Canadian Western Bank is updated and now rated (lower) Strong Buy. Its share price has recently fallen from the $40 to $42 range of this past Summer. Nothing it its achieved earnings explains the decline. Rather, the decline is based on fears of a slow down in Western Canada (and possibly a spike in loan losses) due to lower oil prices. The company itself is projecting somewhat lower earnings growth of 5 to 8% in 2015. Obviously a slow down could a occur. Nevertheless on the numbers and on its past record of growth this stock looks relatively compelling at this price. But those who buy should, as always, be prepared to withstand a decline if that should occur.

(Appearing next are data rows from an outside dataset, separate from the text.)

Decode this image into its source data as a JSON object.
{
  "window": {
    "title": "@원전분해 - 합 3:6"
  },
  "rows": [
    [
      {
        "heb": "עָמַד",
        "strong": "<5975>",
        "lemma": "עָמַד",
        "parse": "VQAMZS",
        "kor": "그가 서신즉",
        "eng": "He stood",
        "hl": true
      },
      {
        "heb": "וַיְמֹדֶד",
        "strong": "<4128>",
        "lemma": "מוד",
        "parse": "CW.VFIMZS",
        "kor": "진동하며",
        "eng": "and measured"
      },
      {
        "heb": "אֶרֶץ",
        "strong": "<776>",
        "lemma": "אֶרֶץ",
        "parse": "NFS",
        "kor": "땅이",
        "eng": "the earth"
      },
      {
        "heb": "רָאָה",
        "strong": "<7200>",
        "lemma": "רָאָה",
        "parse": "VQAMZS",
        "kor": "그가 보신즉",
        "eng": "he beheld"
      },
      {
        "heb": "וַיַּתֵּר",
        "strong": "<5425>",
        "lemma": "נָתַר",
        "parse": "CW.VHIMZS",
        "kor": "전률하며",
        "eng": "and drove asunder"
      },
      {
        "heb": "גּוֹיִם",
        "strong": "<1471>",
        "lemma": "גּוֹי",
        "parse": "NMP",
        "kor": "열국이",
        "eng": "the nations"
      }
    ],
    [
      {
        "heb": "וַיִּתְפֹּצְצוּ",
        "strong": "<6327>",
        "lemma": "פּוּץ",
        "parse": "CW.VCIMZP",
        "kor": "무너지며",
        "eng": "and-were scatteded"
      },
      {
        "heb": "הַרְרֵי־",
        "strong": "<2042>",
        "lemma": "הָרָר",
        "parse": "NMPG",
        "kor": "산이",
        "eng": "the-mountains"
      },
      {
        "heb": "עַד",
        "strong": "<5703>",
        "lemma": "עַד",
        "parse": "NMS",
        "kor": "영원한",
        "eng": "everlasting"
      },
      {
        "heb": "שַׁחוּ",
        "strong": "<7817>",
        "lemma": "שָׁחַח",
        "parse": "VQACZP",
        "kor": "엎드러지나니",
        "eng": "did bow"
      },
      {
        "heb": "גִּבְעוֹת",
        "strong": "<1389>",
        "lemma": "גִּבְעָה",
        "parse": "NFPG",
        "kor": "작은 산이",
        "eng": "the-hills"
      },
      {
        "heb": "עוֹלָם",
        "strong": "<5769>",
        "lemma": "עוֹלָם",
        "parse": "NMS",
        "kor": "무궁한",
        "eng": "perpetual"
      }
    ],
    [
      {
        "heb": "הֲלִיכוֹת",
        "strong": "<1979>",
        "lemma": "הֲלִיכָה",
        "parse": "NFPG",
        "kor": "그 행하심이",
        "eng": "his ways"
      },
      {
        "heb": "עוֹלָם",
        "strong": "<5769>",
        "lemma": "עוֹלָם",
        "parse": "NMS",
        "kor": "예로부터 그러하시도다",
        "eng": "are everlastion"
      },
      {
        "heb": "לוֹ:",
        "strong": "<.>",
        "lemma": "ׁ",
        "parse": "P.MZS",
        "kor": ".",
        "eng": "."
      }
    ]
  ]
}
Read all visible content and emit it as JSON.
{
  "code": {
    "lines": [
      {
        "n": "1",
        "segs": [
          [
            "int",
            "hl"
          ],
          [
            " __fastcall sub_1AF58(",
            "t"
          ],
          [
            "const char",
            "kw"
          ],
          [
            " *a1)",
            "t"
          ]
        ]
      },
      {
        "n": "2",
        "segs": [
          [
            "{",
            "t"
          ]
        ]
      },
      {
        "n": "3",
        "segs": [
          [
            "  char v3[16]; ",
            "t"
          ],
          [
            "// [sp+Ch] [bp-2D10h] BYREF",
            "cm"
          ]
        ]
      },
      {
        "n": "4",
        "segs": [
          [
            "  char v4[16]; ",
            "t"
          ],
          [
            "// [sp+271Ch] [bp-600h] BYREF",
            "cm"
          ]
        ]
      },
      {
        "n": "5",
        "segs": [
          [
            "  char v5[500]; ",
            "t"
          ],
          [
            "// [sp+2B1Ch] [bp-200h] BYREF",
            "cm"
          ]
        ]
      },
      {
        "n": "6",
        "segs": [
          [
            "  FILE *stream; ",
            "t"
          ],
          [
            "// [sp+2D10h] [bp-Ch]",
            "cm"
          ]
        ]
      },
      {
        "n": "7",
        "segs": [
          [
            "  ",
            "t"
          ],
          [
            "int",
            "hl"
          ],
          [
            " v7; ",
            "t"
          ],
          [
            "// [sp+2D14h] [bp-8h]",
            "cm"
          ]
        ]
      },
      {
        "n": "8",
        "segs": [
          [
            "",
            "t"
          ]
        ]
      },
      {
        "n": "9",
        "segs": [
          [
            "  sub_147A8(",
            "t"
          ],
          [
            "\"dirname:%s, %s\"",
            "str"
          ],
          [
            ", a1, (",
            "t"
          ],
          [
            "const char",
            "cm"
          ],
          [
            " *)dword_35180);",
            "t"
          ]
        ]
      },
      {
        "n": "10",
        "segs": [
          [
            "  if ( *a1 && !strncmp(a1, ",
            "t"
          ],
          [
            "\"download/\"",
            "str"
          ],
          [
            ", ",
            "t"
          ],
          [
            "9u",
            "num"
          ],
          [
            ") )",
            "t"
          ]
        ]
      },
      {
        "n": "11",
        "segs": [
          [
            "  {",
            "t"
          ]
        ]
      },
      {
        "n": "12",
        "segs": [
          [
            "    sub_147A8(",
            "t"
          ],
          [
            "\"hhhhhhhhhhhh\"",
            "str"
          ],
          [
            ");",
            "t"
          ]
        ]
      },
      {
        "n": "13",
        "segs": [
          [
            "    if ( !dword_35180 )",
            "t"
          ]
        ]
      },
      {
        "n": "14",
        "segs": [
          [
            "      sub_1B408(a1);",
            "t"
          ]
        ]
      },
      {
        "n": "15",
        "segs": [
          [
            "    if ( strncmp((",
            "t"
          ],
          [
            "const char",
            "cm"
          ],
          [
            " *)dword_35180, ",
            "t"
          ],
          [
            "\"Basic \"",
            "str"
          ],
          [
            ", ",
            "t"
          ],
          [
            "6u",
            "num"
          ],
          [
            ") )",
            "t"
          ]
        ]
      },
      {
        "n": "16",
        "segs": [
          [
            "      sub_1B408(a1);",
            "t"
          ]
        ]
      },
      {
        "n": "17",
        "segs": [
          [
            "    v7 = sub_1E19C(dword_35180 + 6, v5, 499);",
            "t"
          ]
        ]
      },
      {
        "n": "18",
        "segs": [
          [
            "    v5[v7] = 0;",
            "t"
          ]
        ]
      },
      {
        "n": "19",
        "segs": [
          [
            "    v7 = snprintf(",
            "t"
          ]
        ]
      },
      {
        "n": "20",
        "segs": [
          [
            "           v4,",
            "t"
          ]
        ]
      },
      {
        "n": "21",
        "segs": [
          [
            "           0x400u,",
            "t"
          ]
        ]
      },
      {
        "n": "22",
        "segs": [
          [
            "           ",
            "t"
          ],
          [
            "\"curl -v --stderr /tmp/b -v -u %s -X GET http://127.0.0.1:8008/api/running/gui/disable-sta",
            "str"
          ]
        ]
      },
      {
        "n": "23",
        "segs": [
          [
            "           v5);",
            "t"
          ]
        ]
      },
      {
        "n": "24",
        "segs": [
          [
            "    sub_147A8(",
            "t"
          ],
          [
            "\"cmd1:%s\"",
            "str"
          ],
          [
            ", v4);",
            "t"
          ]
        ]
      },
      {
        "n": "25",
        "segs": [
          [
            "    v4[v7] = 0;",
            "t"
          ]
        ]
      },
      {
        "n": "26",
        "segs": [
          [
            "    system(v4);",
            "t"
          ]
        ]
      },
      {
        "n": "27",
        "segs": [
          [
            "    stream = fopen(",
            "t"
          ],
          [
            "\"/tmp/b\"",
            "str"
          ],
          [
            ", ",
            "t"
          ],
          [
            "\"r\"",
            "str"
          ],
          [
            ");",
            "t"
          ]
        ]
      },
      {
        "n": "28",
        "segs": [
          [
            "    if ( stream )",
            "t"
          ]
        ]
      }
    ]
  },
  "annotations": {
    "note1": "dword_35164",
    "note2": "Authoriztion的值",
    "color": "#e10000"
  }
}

Stantec is updated and rated Buy at $31.15 (It had a recent two for one stock split). At the start of this year we had rated it Weak Buy at $32.93 (split-adjusted). Since then its trailing earnings have increased 7.1% or 9.5% annualized and its book value per share has increased 12.1% or 16.1% annualized. On the basis of trailing earnings Stantec is a better value now than it was at the start of 2014. There are fears that its outlook for growth is lower no due to lower oil prices. However this may be offset by growth in the U.S. and by the lower Canadian dollar. About 40% of its revenues are from the U.S. I had sold my the last of my shares in Stantec in late 2013 at about $34.50 (split-adjusted) after making a very strong gain. Now I have started to buy back in. I don’t consider it be a strong Buy (which would be a more compelling Buy) but I do consider it to be a Buy and expect that it will be a good long-term investment. The short-term is always unpredictable.